Changes in the Sales environment

These three snippets from a recent report, 2021 Predictions for Sales Leaders: THE YEAR OF VALUE, highlight some of the changes that sellers must be prepared to manage. These conclusions are generic and impact both product and service selling:

  1. In 2020, CFOs got more involved with every purchase being made and every dollar of spend was scrutinized. Those who were able to quantify the outcomes associated with their spend were able to get their projects completed. Those that were not able to articulate value saw their projects overlooked by those who had a higher level of perceived value to the business.
  2. To succeed in virtual B2B sales cycles in the coming year and beyond, it’s critical that CROs (Chief Revenue Officers) work with their sales leadership to ensure that their teams are intentional in discussing and quantifying value early in buying conversations and that every opportunity is substantiated with the strongest business case possible based on true economic impact and outcomes. To thread the value conversion through the full customer journey and ensure retention and expansion remain positive, sales leaders will also need to work with the customer success leaders to ensure that the company is proactive in communicating the outcomes of their solutions in order to maintain renewals NRR (Net Recurring Revenue) remains high.
  3. Unlike in the beginning of 2020, sellers can no longer take clients to hockey games or dinner to build rapport. Instead, all information sharing happens digitally, via email or a web conference. You have minutes, not hours, to make an impact. According to McKinsey, “digital self-service and remote rep interactions are likely to be the dominant elements of the B2B go-to-market going forward, when selling to both SMBs and large enterprises.” And 89% of companies expect these changes to stick, anticipating they will need to sustain these virtual go-to-market models for 12+ months, per McKinsey.


Selling services now and post-COVID

The best time to sell a service contract is at the time of equipment sale. This is because your product sales teams are dealing with customers with the same issues your service sellers are experiencing. But the product people have successfully addressed their prospects challenges when presenting and closing your product sales. Therefore, the sales team can integrate your services into the overall justification (use case) and close the product and service sale at the same time if they are professionally trained and properly compensated. Also, adding services into the use case will likely differentiate your company and help close the deal.

Obviously, we all have a sizeable number of service contracts which are already in place and renew every year or so. If you are experiencing difficulties in securing renewals on a timely basis, then I suggest you spend some quality time with your sales management peer and get some help on how to dig out customer’s most pressing challenges. You can then present your solutions in a way that shows the customer how you can help them achieve their objectives while feeling that they are minimizing their personal risk.

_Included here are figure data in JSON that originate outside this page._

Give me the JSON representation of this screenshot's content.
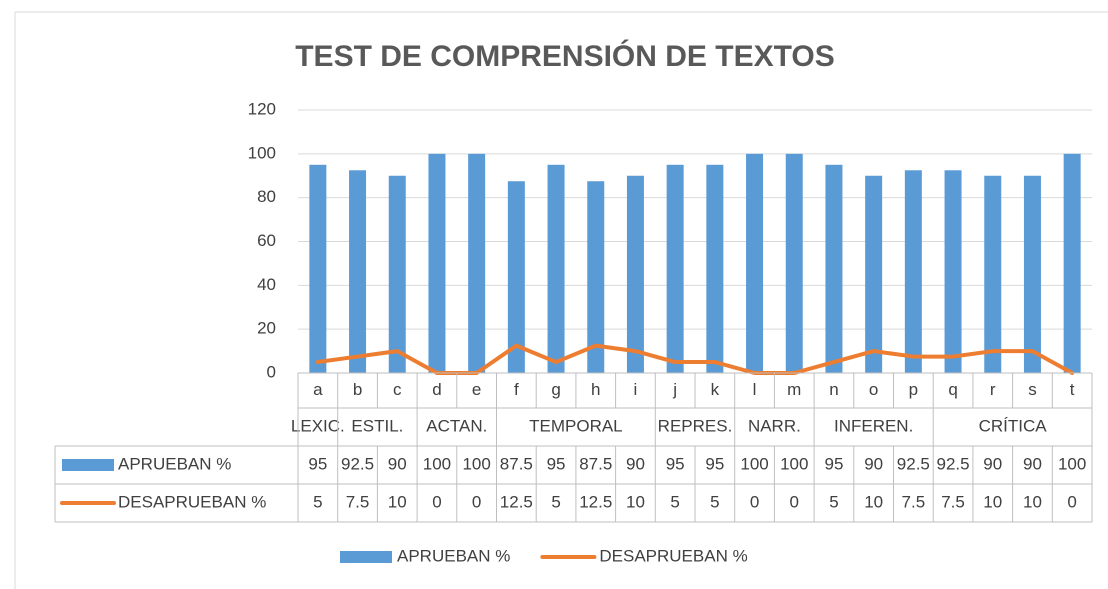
{
  "chart_data": {
    "type": "bar_line",
    "title": "TEST DE COMPRENSIÓN DE TEXTOS",
    "categories": [
      "a",
      "b",
      "c",
      "d",
      "e",
      "f",
      "g",
      "h",
      "i",
      "j",
      "k",
      "l",
      "m",
      "n",
      "o",
      "p",
      "q",
      "r",
      "s",
      "t"
    ],
    "category_groups": [
      "LEXIC.",
      "ESTIL.",
      "ESTIL.",
      "ACTAN.",
      "ACTAN.",
      "TEMPORAL",
      "TEMPORAL",
      "TEMPORAL",
      "TEMPORAL",
      "REPRES.",
      "REPRES.",
      "NARR.",
      "NARR.",
      "INFEREN.",
      "INFEREN.",
      "INFEREN.",
      "CRÍTICA",
      "CRÍTICA",
      "CRÍTICA",
      "CRÍTICA"
    ],
    "series": [
      {
        "name": "APRUEBAN %",
        "type": "bar",
        "color": "#5b9bd5",
        "values": [
          95,
          92.5,
          90,
          100,
          100,
          87.5,
          95,
          87.5,
          90,
          95,
          95,
          100,
          100,
          95,
          90,
          92.5,
          92.5,
          90,
          90,
          100
        ]
      },
      {
        "name": "DESAPRUEBAN %",
        "type": "line",
        "color": "#ed7d31",
        "values": [
          5,
          7.5,
          10,
          0,
          0,
          12.5,
          5,
          12.5,
          10,
          5,
          5,
          0,
          0,
          5,
          10,
          7.5,
          7.5,
          10,
          10,
          0
        ]
      }
    ],
    "ylim": [
      0,
      120
    ],
    "yticks": [
      0,
      20,
      40,
      60,
      80,
      100,
      120
    ],
    "grid": true,
    "legend": "bottom",
    "data_table": true
  }
}
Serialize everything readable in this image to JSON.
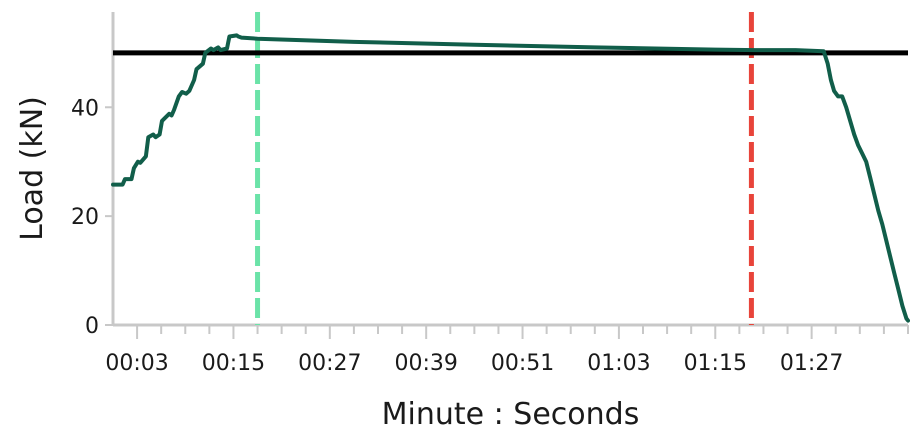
{
  "chart_data": {
    "type": "line",
    "title": "",
    "xlabel": "Minute : Seconds",
    "ylabel": "Load (kN)",
    "xlim": [
      0,
      99
    ],
    "ylim": [
      0,
      57.5
    ],
    "x_ticks": [
      3,
      15,
      27,
      39,
      51,
      63,
      75,
      87
    ],
    "x_tick_labels": [
      "00:03",
      "00:15",
      "00:27",
      "00:39",
      "00:51",
      "01:03",
      "01:15",
      "01:27"
    ],
    "x_minor_step": 3,
    "y_ticks": [
      0,
      20,
      40
    ],
    "y_tick_labels": [
      "0",
      "20",
      "40"
    ],
    "grid": false,
    "threshold": {
      "y": 50,
      "color": "#000000"
    },
    "markers": [
      {
        "x": 18,
        "color": "#6be3a8"
      },
      {
        "x": 79.5,
        "color": "#e8443a"
      }
    ],
    "series": [
      {
        "color": "#115e4a",
        "x": [
          0,
          1.2,
          1.5,
          2.3,
          2.6,
          3.1,
          3.4,
          4.1,
          4.4,
          5.0,
          5.3,
          5.8,
          6.1,
          7.0,
          7.3,
          7.6,
          8.2,
          8.6,
          9.1,
          9.5,
          10.1,
          10.4,
          11.2,
          11.5,
          12.2,
          12.5,
          13.1,
          13.4,
          14.2,
          14.5,
          15.4,
          15.6,
          16.0,
          18.0,
          30,
          45,
          60,
          75,
          80,
          85,
          88.5,
          89.0,
          89.4,
          89.8,
          90.3,
          90.8,
          91.3,
          91.8,
          92.3,
          92.8,
          93.3,
          93.8,
          94.3,
          94.8,
          95.3,
          95.8,
          96.3,
          96.8,
          97.3,
          97.8,
          98.3,
          98.8,
          99.0
        ],
        "y": [
          25.8,
          25.8,
          26.8,
          26.8,
          28.8,
          30.0,
          29.8,
          31.0,
          34.5,
          35.0,
          34.5,
          35.0,
          37.5,
          38.8,
          38.5,
          39.5,
          42.0,
          42.8,
          42.5,
          43.0,
          45.0,
          47.0,
          48.0,
          50.0,
          50.8,
          50.5,
          51.0,
          50.5,
          50.8,
          53.0,
          53.2,
          53.0,
          52.8,
          52.6,
          52.0,
          51.5,
          51.0,
          50.6,
          50.5,
          50.5,
          50.3,
          48.0,
          45.0,
          43.0,
          42.0,
          42.0,
          40.0,
          37.5,
          35.0,
          33.0,
          31.5,
          30.0,
          27.0,
          24.0,
          21.0,
          18.5,
          15.5,
          12.5,
          9.5,
          6.5,
          3.5,
          1.2,
          0.8
        ]
      }
    ]
  }
}
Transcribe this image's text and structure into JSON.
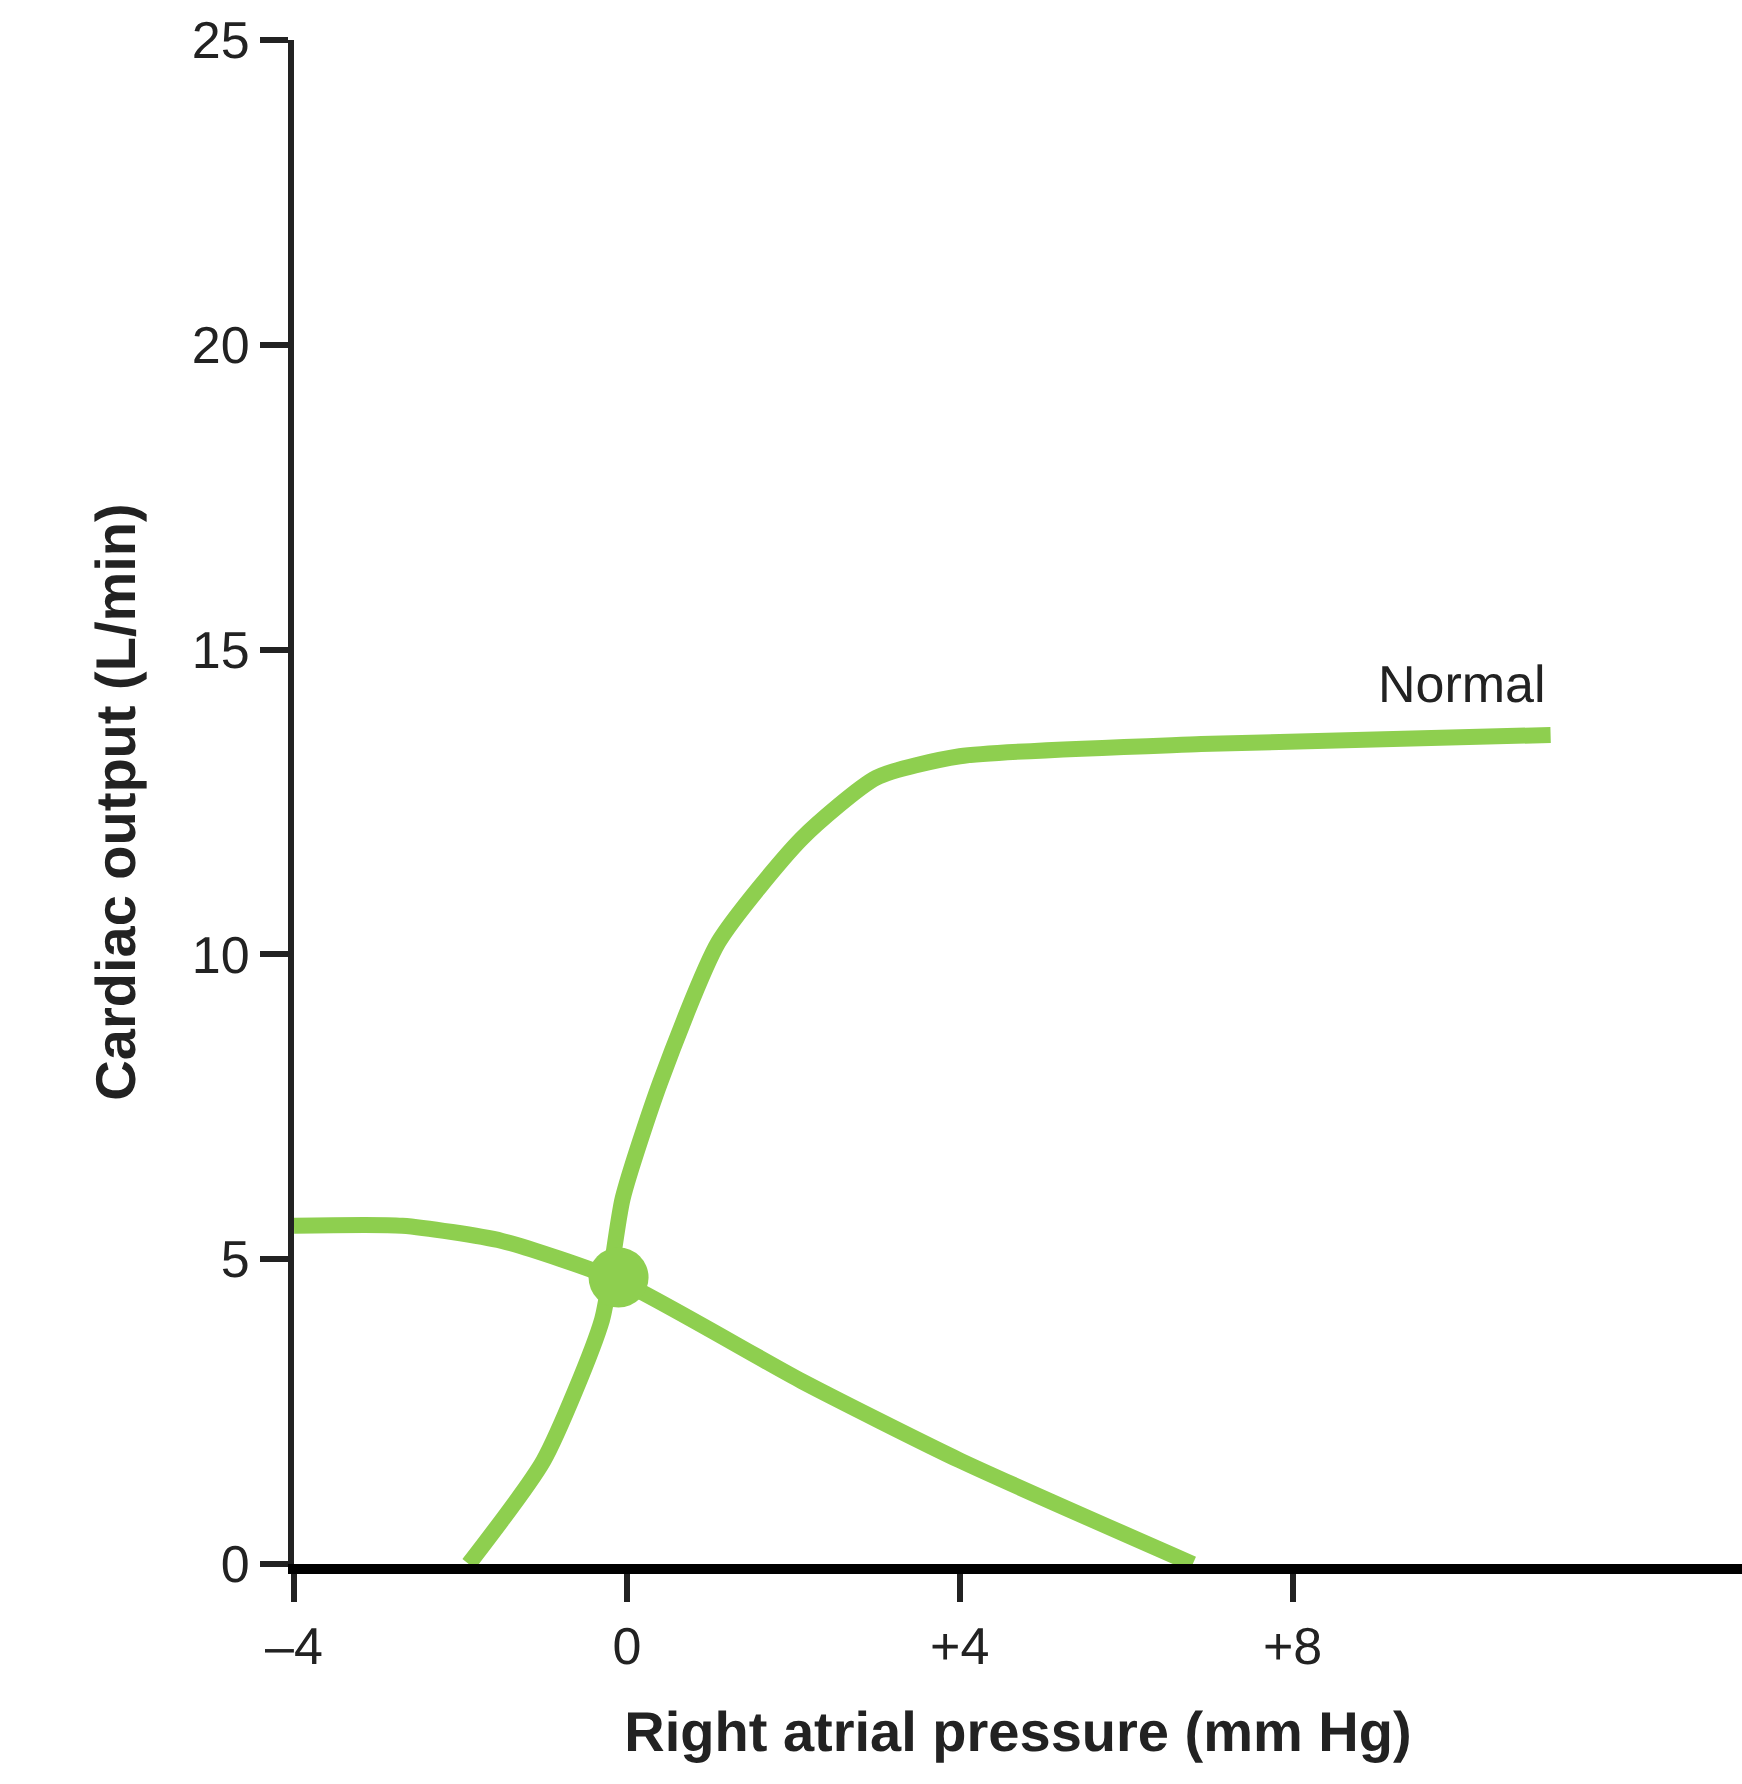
{
  "chart_data": {
    "type": "line",
    "xlabel": "Right atrial pressure (mm Hg)",
    "ylabel": "Cardiac output (L/min)",
    "xlim": [
      -4,
      13.4
    ],
    "ylim": [
      0,
      25
    ],
    "xticks": [
      {
        "value": -4,
        "label": "–4"
      },
      0,
      {
        "value": 4,
        "label": "+4"
      },
      {
        "value": 8,
        "label": "+8"
      }
    ],
    "yticks": [
      0,
      5,
      10,
      15,
      20,
      25
    ],
    "grid": false,
    "legend": false,
    "marker": "none",
    "line_style": "solid",
    "series": [
      {
        "name": "Normal",
        "color": "#8ecf4f",
        "x": [
          -1.9,
          -1.0,
          -0.3,
          -0.05,
          0.4,
          1.1,
          2.1,
          3.0,
          4.0,
          6.9,
          11.1
        ],
        "values": [
          0,
          1.7,
          4.0,
          6.0,
          7.9,
          10.2,
          11.9,
          12.9,
          13.25,
          13.45,
          13.6
        ]
      },
      {
        "color": "#8ecf4f",
        "x": [
          -4,
          -2.7,
          -1.5,
          -0.1,
          2.1,
          4.0,
          6.8
        ],
        "values": [
          5.55,
          5.55,
          5.3,
          4.65,
          3.0,
          1.7,
          0
        ]
      },
      {
        "type": "scatter",
        "color": "#8ecf4f",
        "marker": "circle",
        "x": [
          -0.1
        ],
        "values": [
          4.7
        ]
      }
    ]
  }
}
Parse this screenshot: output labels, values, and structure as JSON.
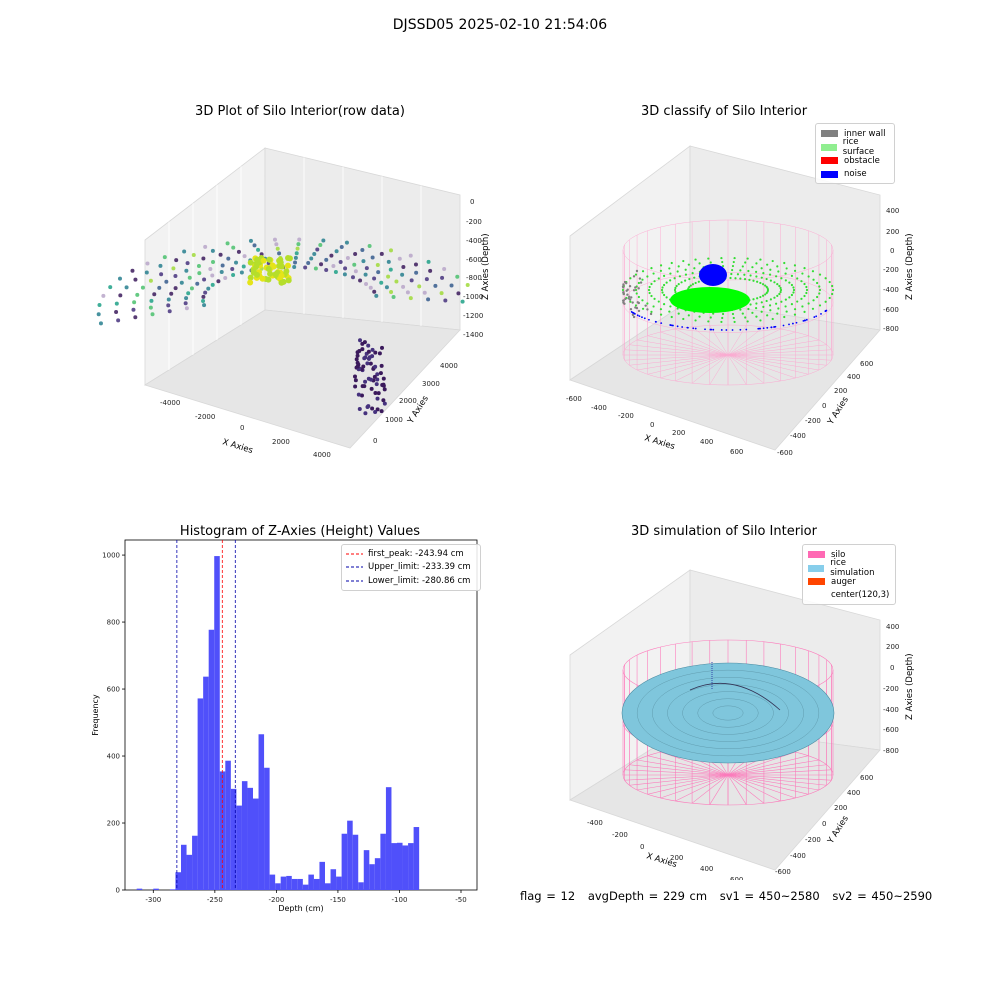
{
  "suptitle": "DJSSD05 2025-02-10 21:54:06",
  "status": {
    "flag": "flag = 12",
    "avg": "avgDepth = 229 cm",
    "sv1": "sv1 = 450~2580",
    "sv2": "sv2 = 450~2590"
  },
  "chart_data": [
    {
      "type": "scatter",
      "title": "3D Plot of Silo Interior(row data)",
      "xlabel": "X Axies",
      "ylabel": "Y Axies",
      "zlabel": "Z Axies (Depth)",
      "x_ticks": [
        "-4000",
        "-2000",
        "0",
        "2000",
        "4000"
      ],
      "y_ticks": [
        "0",
        "1000",
        "2000",
        "3000",
        "4000"
      ],
      "z_ticks": [
        "0",
        "-200",
        "-400",
        "-600",
        "-800",
        "-1000",
        "-1200",
        "-1400"
      ],
      "colormap": "viridis"
    },
    {
      "type": "scatter",
      "title": "3D classify of Silo Interior",
      "xlabel": "X Axies",
      "ylabel": "Y Axies",
      "zlabel": "Z Axies (Depth)",
      "x_ticks": [
        "-600",
        "-400",
        "-200",
        "0",
        "200",
        "400",
        "600"
      ],
      "y_ticks": [
        "-600",
        "-400",
        "-200",
        "0",
        "200",
        "400",
        "600"
      ],
      "z_ticks": [
        "400",
        "200",
        "0",
        "-200",
        "-400",
        "-600",
        "-800"
      ],
      "legend_position": "top-right",
      "legend": [
        {
          "label": "inner wall",
          "color": "#808080"
        },
        {
          "label": "rice surface",
          "color": "#90ee90"
        },
        {
          "label": "obstacle",
          "color": "#ff0000"
        },
        {
          "label": "noise",
          "color": "#0000ff"
        }
      ]
    },
    {
      "type": "bar",
      "title": "Histogram of Z-Axies (Height) Values",
      "xlabel": "Depth (cm)",
      "ylabel": "Frequency",
      "xlim": [
        -323,
        -37
      ],
      "ylim": [
        0,
        1045
      ],
      "x_ticks": [
        "-300",
        "-250",
        "-200",
        "-150",
        "-100",
        "-50"
      ],
      "x_tick_values": [
        -300,
        -250,
        -200,
        -150,
        -100,
        -50
      ],
      "y_ticks": [
        "0",
        "200",
        "400",
        "600",
        "800",
        "1000"
      ],
      "y_tick_values": [
        0,
        200,
        400,
        600,
        800,
        1000
      ],
      "bar_color": "#5050fa",
      "bin_start": -313.5,
      "bin_width": 4.5,
      "values": [
        4,
        0,
        0,
        4,
        0,
        0,
        2,
        53,
        135,
        105,
        162,
        572,
        637,
        777,
        997,
        354,
        386,
        302,
        252,
        325,
        305,
        273,
        465,
        365,
        46,
        20,
        40,
        42,
        33,
        33,
        16,
        46,
        33,
        84,
        20,
        62,
        40,
        168,
        207,
        165,
        23,
        119,
        77,
        95,
        168,
        307,
        140,
        141,
        133,
        140,
        188
      ],
      "lines": [
        {
          "label": "first_peak: -243.94 cm",
          "value": -243.94,
          "color": "#ff0000"
        },
        {
          "label": "Upper_limit: -233.39 cm",
          "value": -233.39,
          "color": "#0000aa"
        },
        {
          "label": "Lower_limit: -280.86 cm",
          "value": -280.86,
          "color": "#0000aa"
        }
      ],
      "legend_position": "top-right"
    },
    {
      "type": "surface",
      "title": "3D simulation of Silo Interior",
      "xlabel": "X Axies",
      "ylabel": "Y Axies",
      "zlabel": "Z Axies (Depth)",
      "x_ticks": [
        "-400",
        "-200",
        "0",
        "200",
        "400",
        "600"
      ],
      "y_ticks": [
        "-600",
        "-400",
        "-200",
        "0",
        "200",
        "400",
        "600"
      ],
      "z_ticks": [
        "400",
        "200",
        "0",
        "-200",
        "-400",
        "-600",
        "-800"
      ],
      "legend_position": "top-right",
      "legend": [
        {
          "label": "silo",
          "color": "#ff69b4"
        },
        {
          "label": "rice simulation",
          "color": "#87ceeb"
        },
        {
          "label": "auger",
          "color": "#ff4500"
        },
        {
          "label": "center(120,3)",
          "color": "#ffffff"
        }
      ]
    }
  ]
}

If you find that there is a large gap between what you are offering and what you believe the customers want, then you have to put on your service marketing hat and find out their needs and the price they are willing to pay. Then you must update your offerings and create new value propositions for each customer segment and the services and contracts you want them to buy. Sometimes you can do it all by yourself and sometimes you will need a more experienced consultant to interview a representative number of customers and find out what your customers are willing to pay for. The consulting investment is generally minor compared to the contract sales you achieve.

Whatever you do, you must make sure that your contracts and other services create enough value for your customers so they will find it exceedingly difficult to move to a time and materials model or worse, move to a third party vendor.